Como todavía faltaba para que Baldomero pasara a recogerle, optó por intentar dormirse otra vez. Reparó entonces en la foto de la imagen del Gran Poder, dedicada a don Juan de Villarrasa padre, que estaba sobre la mesita de noche, sobre el paño de crochet manchado de cenizas.
*****
Parecía haber pasado apenas unos minutos cuando Bosco Quincoces se despertó de súbito, al escuchar unos disparos. Salió a mirar por la ventana, y vio gente corriendo por la calle, y un camión con soldados a gran velocidad. También escuchó movimiento en la planta baja de Villa Marisma.
― ¡Un levantamiento militar! ― gritaba don Juan de Villarrasa.

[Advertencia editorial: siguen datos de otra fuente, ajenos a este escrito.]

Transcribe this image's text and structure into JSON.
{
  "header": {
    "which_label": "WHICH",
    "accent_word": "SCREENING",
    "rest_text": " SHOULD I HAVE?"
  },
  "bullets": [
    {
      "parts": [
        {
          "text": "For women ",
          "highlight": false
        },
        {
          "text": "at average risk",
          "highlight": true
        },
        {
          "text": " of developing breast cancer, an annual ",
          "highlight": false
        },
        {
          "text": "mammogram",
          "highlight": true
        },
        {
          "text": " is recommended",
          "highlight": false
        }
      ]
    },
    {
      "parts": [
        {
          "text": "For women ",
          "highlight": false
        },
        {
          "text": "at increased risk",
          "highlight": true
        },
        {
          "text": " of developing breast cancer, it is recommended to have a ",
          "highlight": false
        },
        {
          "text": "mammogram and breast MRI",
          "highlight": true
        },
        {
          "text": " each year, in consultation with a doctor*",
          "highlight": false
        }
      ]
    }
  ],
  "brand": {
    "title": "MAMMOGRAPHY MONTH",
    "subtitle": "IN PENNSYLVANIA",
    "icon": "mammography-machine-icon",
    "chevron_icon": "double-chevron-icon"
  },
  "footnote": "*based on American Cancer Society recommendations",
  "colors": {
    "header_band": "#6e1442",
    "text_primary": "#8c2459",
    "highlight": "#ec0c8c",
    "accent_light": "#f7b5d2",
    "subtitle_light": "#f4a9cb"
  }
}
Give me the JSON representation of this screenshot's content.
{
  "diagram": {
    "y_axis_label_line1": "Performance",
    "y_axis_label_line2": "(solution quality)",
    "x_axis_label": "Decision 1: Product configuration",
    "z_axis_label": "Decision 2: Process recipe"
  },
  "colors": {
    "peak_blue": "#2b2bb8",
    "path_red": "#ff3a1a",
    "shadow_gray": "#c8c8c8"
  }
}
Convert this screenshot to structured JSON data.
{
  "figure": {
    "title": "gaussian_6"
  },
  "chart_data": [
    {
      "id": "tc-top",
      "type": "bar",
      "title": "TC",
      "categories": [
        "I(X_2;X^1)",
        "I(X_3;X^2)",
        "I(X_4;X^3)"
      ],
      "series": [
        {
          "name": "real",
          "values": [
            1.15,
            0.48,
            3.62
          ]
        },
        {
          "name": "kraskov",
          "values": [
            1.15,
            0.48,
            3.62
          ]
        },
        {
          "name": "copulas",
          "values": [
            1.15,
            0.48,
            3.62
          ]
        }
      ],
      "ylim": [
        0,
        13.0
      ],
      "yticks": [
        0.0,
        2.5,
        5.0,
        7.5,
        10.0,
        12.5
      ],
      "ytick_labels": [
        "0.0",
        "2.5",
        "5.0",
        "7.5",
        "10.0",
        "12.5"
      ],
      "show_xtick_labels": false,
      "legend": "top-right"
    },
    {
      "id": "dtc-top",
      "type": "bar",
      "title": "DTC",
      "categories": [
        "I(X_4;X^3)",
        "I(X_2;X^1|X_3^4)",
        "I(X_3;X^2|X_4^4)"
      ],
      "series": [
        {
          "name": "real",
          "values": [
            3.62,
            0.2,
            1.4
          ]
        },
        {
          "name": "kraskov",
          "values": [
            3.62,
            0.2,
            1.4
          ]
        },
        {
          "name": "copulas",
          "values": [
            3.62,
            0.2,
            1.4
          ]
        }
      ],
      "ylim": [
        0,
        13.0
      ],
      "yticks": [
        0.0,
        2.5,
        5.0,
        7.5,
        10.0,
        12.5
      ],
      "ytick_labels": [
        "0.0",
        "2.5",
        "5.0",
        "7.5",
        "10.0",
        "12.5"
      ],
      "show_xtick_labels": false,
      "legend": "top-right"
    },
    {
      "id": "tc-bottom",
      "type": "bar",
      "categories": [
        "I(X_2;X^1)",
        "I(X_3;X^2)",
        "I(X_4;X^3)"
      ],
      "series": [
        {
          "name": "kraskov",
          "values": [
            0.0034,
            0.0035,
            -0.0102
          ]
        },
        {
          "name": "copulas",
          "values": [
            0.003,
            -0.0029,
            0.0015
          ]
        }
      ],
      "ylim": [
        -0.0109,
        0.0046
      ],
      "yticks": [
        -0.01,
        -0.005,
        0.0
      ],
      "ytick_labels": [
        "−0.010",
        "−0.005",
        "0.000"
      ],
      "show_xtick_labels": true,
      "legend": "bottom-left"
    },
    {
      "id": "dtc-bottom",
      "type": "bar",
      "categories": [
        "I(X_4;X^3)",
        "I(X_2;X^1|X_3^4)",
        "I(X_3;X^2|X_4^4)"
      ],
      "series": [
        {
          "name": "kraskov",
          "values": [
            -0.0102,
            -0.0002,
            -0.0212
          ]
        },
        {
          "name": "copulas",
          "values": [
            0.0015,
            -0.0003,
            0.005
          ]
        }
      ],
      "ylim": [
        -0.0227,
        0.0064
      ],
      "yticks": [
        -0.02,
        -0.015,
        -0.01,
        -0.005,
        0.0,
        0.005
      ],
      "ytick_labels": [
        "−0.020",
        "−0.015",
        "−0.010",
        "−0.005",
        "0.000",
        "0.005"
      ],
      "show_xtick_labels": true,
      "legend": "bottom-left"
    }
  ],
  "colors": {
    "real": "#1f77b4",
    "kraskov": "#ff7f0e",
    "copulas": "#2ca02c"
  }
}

Todos salieron de sus habitaciones casi al tiempo y sin terminar de vestirse. El doctor Inchausti hizo por abrir la puerta principal, a lo que el dueño de la casa le quitó la idea de la cabeza.
― Quítate de ahí, ¿no oyes los disparos? ¿No ves que estamos cerca de barrios obreros?
Don Juan fue a encender la radio, a la vez que pedía a los criados que peraparasen café.
― Esa es la voz de Queipo de Llano ― exclamó Luis Tellería ― es él el que se ha levantado. ¡Con un buen par de cojones!
Todos se abrazaban. Juan de Villarrasa rebuscaba en un arcón su camisa azul de falangista. El olor a café que venía de la cocina abrió el apetito a los que allí estaban. Una piedra rompió una de las cristaleras del salón. Mientras pasaban a la cocina, Bosco pensaba si Chari habría logrado llegar a Triana.